How can Pakistan economically compete with developing countries in Asia when a large number of its girls have been deprived of basic education? With a declining female literacy rate, the country will not be able to produce a responsible, committed and skilled generation in the future.

On account of socioeconomic disparity, the absence of the private sector in rural areas and a perpetuated political negligence, the country is also facing the issue of the rural-urban divide in terms of the literacy rate. The figure stands at 74 percent in urban areas and 49 percent in rural areas. Deprived of basic education, people from remote and rural areas are steadily migrating to the country’s unruly cities in the quest for basic economic, health and education facilities. The uncontrolled migration toward urban centres has continued to cause socioeconomic, security, health and educational problems in our disorderly cities.

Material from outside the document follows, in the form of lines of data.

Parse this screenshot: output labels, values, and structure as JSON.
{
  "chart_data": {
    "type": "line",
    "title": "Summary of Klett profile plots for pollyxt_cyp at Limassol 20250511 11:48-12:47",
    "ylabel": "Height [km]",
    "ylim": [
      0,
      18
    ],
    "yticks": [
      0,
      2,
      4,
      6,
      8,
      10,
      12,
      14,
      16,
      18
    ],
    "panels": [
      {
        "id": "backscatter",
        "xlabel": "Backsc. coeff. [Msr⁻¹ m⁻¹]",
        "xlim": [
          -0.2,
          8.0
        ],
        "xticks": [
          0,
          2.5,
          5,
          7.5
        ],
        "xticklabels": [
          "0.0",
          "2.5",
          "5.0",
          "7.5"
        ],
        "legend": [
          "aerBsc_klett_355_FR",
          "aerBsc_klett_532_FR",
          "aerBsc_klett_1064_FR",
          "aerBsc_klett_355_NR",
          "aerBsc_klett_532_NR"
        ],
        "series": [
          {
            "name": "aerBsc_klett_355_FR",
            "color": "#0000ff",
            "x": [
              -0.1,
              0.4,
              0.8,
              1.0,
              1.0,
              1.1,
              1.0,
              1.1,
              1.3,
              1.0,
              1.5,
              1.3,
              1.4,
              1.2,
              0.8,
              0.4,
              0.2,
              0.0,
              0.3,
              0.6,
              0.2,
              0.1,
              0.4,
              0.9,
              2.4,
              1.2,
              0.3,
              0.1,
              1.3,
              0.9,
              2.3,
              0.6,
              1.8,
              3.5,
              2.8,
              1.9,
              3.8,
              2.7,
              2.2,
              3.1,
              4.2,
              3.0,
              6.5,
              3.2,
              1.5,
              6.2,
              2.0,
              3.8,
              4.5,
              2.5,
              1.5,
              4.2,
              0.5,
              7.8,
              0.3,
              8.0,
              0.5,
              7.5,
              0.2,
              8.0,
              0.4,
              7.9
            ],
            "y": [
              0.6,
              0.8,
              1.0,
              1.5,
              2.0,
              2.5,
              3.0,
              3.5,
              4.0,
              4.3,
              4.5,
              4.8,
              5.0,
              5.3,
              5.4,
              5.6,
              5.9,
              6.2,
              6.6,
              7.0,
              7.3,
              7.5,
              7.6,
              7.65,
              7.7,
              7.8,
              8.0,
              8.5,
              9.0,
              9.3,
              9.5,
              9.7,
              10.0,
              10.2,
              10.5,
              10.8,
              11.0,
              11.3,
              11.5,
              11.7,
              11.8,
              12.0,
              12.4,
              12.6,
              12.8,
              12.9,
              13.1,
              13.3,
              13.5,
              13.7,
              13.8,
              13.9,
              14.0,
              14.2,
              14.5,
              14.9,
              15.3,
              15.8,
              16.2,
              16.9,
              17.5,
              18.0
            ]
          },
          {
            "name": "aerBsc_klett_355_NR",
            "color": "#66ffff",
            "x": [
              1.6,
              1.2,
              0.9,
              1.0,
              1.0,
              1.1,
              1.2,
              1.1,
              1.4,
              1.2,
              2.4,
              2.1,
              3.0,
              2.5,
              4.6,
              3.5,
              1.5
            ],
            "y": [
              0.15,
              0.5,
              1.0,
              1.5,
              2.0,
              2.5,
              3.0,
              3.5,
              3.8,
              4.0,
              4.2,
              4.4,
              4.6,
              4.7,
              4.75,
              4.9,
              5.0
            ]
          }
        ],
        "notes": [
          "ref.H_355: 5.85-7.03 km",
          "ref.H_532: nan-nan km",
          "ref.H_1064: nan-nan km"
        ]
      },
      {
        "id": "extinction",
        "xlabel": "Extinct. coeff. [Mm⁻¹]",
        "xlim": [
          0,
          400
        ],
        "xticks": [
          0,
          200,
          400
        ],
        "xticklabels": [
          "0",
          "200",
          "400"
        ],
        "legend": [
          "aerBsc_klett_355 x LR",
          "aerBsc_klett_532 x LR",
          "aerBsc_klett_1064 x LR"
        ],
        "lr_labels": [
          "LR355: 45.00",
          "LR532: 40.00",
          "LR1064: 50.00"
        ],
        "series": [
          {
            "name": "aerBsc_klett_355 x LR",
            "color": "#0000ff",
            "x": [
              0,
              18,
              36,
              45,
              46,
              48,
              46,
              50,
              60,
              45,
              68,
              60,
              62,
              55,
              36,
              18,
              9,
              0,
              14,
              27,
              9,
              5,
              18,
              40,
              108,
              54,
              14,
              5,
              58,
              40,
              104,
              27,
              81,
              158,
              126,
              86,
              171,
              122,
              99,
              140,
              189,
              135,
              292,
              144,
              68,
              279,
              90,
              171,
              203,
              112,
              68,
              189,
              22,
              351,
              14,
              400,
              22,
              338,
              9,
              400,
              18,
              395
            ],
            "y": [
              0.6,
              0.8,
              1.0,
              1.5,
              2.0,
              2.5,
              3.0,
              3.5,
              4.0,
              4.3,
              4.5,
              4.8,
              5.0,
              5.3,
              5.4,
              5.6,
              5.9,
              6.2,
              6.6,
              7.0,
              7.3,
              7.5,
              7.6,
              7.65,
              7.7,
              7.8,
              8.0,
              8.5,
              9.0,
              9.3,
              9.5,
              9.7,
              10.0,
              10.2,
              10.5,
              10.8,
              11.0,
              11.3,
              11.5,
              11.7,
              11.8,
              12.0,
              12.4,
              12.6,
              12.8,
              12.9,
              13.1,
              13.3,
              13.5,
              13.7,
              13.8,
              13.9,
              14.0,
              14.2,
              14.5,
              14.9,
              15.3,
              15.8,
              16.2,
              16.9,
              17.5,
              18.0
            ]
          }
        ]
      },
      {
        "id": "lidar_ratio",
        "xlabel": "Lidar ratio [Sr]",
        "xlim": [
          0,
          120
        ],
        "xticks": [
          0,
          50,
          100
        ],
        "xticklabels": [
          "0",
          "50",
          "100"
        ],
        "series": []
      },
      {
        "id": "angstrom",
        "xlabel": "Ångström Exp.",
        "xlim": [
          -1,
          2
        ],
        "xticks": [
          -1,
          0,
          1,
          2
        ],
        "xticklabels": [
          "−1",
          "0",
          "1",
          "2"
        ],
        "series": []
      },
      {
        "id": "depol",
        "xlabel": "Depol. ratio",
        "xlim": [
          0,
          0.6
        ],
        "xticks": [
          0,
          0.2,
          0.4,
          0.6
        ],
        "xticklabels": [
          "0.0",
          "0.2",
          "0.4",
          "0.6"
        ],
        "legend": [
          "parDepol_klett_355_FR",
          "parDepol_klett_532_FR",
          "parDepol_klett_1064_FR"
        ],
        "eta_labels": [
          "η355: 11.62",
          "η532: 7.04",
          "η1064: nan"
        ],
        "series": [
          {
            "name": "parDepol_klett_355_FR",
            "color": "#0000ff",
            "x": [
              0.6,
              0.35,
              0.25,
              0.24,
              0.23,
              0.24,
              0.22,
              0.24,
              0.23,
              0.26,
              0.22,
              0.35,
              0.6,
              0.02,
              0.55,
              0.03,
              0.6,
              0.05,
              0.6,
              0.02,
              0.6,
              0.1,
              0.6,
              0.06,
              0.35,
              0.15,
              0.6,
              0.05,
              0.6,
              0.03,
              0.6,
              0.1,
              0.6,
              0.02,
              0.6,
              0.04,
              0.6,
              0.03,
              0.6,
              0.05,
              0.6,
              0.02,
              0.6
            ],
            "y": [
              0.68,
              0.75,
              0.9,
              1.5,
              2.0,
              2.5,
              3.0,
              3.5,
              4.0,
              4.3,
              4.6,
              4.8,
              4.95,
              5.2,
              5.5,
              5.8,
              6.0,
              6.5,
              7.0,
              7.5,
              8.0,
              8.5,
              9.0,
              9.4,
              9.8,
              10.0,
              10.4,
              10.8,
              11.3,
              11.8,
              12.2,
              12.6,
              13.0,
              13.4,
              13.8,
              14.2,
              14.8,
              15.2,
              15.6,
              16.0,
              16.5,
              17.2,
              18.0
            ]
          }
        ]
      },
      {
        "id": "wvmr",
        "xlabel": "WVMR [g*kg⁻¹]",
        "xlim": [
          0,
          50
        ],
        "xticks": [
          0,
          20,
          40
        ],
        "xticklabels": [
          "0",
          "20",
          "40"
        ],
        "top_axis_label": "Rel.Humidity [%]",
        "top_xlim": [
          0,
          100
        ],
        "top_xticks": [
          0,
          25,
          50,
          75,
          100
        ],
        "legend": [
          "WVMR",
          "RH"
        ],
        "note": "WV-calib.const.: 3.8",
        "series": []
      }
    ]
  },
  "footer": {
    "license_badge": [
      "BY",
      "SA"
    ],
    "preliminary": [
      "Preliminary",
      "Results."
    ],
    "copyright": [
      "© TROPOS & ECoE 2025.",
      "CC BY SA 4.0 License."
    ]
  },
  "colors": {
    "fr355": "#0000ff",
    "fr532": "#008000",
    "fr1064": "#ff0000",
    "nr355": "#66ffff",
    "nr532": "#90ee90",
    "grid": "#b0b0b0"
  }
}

A large number of MA and MPhil degree-holders of public sector universities either possess little or zero knowledge about basic theories and ideas of the fields they have earned their degrees in. Since they lack requisite knowledge – mainly due to the incompetence of their teachers – many of them resort to plagiarising research materials to prepare their final theses. This is shameful and the HEC has, so far, done little to prevent our research scholars from becoming ‘intellectual thieves’ by plagiarising research works of others.

According to the available data on the matter, there are some 10,000 PhDs in the country and the HEC wishes to produce 38,000 more of them under its ambitious Vision 2025. Out of these 10,000 PhD scholars, a majority have used unfair means to obtain degrees. More intellectual thieves are likely to be produced in the race to increase the quantitative level of higher education.

The race for producing more PhD scholars has effected a fall in the standards of higher education in the country. Owing to the lack of quality research, only seven Pakistan universities have been ranked in the top 300 universities in Asia by The Times Higher Education’s (THE) Asia University Rankings 2017.

Educational backwardness has pushed 29.5 percent of the country’s population below the poverty line. Other ramifications include two percent population growth, less than five percent economic growth, democratic instability and spiralling insecurity. The high illiteracy ratio has also played an important role in stopping resource-rich Pakistan from becoming an economic and military power in the world.

The government needs to prioritise education reforms. It should increase the education budget, update all outmoded syllabi, train teachers with critical thinking methods, establish more educational institutions and take all-out measures to inhibit corruption within the education sector.

All these measures can easily be implemented and would be fruitful if the country’s legislators and bureaucrats are bound by the Constitution to send their children to public-sector educational institutions of the country.